In a letter dated September 11, 1996, Bonnie Pinkerton, who identified herself as "Nurse Consultant Legal Office," notified the plaintiff that on September 9, 1996 the Commission had voted CT Page 9603 to revoke his license.

The parties stipulated that the Commission had later sent the plaintiff a letter stating that the Pinkerton letter was erroneous, that no revocation had been voted, and that the Commission was still deliberating and had not issued the proposed draft finding required by § 4-179 (c) of the Uniform Administrative Procedure Act.

The plaintiff has produced no evidence to indicate that after holding a suspension nearing the Commission voted instead to revoke his license, and the state of the record is therefore that the Commission has not ruled on the matter before it at the hearing on June 21, 1996.

The plaintiff brought his application to enjoin the proceedings on the basis that while he had been afforded a hearing on a motion to suspend his license, he had not received notice and an opportunity to be heard as to any proposal torevoke his license, and he seeks to enjoin the defendants from revoking his license without notice and a hearing on that sanction.

The defendants take the position that while it is too soon to tell what the Commission will do, the notice and hearing are sufficient to satisfy due process requirements either for suspension or revocation.

The plaintiff does not contend that the notice and hearing were defective if the sanction to be applied by the Commission is suspension of his license. If, therefore, the Commission's action is limited to suspension, there is no claim of a violation of any right or entitlement.

The plaintiff asserts that because the Commission may vote to revoke his license, this court should decide whether it can do so upon the notice used and hearing afforded and, if not, enjoin the Commission from imposing such a sanction.

The defendants have based their motion to dismiss on the ground that the plaintiff has failed to exhaust administrative remedies. They argue that to contest the constitutionality of the disciplinary action, the plaintiff must await its completion and file an administrative appeal. This court finds that the primary issue is, instead, whether the plaintiff has demonstrated actual, CT Page 9604 as opposed to feared harm to his right to receive notice and a hearing.

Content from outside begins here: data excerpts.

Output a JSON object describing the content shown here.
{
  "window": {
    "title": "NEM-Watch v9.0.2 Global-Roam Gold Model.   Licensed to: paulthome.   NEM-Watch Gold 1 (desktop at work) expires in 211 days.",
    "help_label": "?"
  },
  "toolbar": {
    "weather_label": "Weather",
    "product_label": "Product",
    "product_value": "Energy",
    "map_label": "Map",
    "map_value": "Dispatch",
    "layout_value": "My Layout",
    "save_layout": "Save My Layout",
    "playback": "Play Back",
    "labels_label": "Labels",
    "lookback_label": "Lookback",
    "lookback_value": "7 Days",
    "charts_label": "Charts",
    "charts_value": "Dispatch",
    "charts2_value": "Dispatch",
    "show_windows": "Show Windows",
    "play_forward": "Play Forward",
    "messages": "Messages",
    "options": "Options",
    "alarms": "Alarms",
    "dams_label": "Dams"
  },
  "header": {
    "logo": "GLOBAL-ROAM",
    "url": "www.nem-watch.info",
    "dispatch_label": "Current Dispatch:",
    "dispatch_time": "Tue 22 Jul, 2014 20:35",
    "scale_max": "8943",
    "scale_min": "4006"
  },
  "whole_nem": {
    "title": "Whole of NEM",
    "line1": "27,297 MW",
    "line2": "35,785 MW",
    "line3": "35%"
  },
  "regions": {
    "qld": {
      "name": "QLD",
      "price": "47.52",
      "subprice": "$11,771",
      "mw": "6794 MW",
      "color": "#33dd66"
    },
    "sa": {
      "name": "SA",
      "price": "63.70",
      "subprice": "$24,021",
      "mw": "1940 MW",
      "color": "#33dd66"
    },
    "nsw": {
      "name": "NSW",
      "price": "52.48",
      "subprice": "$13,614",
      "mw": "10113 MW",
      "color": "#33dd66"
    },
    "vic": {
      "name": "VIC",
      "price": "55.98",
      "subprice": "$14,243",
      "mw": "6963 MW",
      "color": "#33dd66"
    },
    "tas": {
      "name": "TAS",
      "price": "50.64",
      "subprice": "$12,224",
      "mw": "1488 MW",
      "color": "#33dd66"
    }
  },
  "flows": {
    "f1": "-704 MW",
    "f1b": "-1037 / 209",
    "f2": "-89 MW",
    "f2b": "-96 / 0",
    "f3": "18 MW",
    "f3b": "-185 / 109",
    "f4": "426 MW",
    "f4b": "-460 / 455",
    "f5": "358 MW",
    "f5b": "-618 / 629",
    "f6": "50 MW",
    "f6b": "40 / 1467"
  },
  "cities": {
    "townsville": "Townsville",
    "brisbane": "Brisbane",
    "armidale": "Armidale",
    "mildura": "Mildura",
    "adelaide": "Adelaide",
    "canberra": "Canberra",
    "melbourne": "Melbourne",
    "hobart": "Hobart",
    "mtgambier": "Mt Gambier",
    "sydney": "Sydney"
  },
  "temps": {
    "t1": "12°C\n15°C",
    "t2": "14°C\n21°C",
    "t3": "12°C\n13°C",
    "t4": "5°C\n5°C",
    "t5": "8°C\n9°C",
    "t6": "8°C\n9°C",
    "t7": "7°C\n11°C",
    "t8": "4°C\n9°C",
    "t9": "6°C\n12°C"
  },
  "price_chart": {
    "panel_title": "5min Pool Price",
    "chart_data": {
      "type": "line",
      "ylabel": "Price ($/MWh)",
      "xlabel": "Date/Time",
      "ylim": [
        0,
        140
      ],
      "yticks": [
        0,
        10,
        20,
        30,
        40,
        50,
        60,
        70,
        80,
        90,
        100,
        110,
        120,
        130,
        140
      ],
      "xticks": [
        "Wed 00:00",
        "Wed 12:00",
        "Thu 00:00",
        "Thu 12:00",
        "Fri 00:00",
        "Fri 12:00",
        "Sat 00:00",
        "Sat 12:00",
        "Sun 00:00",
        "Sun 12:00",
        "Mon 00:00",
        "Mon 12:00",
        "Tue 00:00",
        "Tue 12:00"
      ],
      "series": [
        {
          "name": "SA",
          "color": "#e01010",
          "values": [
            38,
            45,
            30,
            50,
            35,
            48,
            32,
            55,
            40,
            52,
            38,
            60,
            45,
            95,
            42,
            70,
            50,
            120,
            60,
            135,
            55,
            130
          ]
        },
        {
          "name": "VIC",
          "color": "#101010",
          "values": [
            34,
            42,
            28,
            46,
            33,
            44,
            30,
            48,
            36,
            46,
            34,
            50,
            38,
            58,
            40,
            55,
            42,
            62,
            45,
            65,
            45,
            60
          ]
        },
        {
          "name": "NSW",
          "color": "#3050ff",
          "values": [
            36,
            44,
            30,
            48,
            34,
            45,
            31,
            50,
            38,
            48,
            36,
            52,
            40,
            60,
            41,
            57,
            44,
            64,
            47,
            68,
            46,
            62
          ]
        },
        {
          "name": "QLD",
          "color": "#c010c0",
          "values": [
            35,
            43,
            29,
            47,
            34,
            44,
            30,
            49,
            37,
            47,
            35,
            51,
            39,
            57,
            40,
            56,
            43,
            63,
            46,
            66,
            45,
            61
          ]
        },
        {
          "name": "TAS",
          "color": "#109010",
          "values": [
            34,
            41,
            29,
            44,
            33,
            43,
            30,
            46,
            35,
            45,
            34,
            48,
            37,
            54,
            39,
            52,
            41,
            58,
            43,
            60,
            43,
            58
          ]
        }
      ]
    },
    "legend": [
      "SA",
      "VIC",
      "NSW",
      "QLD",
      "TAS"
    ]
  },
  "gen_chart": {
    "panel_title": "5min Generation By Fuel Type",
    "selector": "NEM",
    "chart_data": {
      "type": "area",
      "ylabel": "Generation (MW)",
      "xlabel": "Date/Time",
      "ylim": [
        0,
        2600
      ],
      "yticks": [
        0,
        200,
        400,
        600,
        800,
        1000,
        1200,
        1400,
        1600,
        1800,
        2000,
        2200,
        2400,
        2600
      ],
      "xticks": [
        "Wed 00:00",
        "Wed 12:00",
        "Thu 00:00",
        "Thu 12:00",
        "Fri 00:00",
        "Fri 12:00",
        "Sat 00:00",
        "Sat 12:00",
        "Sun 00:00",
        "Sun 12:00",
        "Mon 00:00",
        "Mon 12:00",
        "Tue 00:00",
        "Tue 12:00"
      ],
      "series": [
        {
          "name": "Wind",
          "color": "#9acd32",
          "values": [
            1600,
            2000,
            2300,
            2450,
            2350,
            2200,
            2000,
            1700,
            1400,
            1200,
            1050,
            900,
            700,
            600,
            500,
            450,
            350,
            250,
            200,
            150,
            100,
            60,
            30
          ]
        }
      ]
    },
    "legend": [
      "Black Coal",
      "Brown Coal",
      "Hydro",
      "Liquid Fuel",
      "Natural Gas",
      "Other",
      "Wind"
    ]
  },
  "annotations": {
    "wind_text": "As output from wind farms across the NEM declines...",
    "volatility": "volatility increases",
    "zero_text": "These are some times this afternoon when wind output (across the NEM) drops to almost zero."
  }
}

Since the defendants have completely abjured the letter sent by Ms. Pinkerton, the plaintiff has failed to adduce any evidence that the defendants intend to issue a sanction other than suspension; rather, the plaintiff has established only that he fears they will do so. Harm that is only a possibility, not an actual and immediate risk, does not support a conclusion that an applicant for injunctive relief will suffer irreparable harm.Karls v. Alexandra Realty Corp., 179 Conn. 390, 403 (1980).

A party who seeks injunctive relief must establish that the harm identified is "substantially probable." InternationalAssociation of Firefighters, Local 786 v. Serrani, 26 Conn. App. 610,614 (1992).

In the absence of a justiciable controversy, the courts have no jurisdiction. State v. Stengel, 192 Conn. 479, 484 (1984). A party who invokes the jurisdiction of the court must demonstrate that he is aggrieved, either by demonstrating that harm has occurred or that there is a reasonable probability that it will occur in the foreseeable future. Without actual or reasonably likely harm, there is no case or controversy and the court is put in the position of acting in response only to apprehension and fear of what might occur. See generally Nader v. Altermatt,166 Conn. 43, 59 (1974).

The defendants have not ruled in the administrative proceeding conducted in June. When they do so, the plaintiff may or may not be aggrieved by their procedural or substantive actions. Only at that time will there be a case and controversy ripe for adjudication, since the plaintiff has adduced no evidence that the defendants will violate his claimed rights.

For the foregoing reasons, the application for injunctive relief is denied.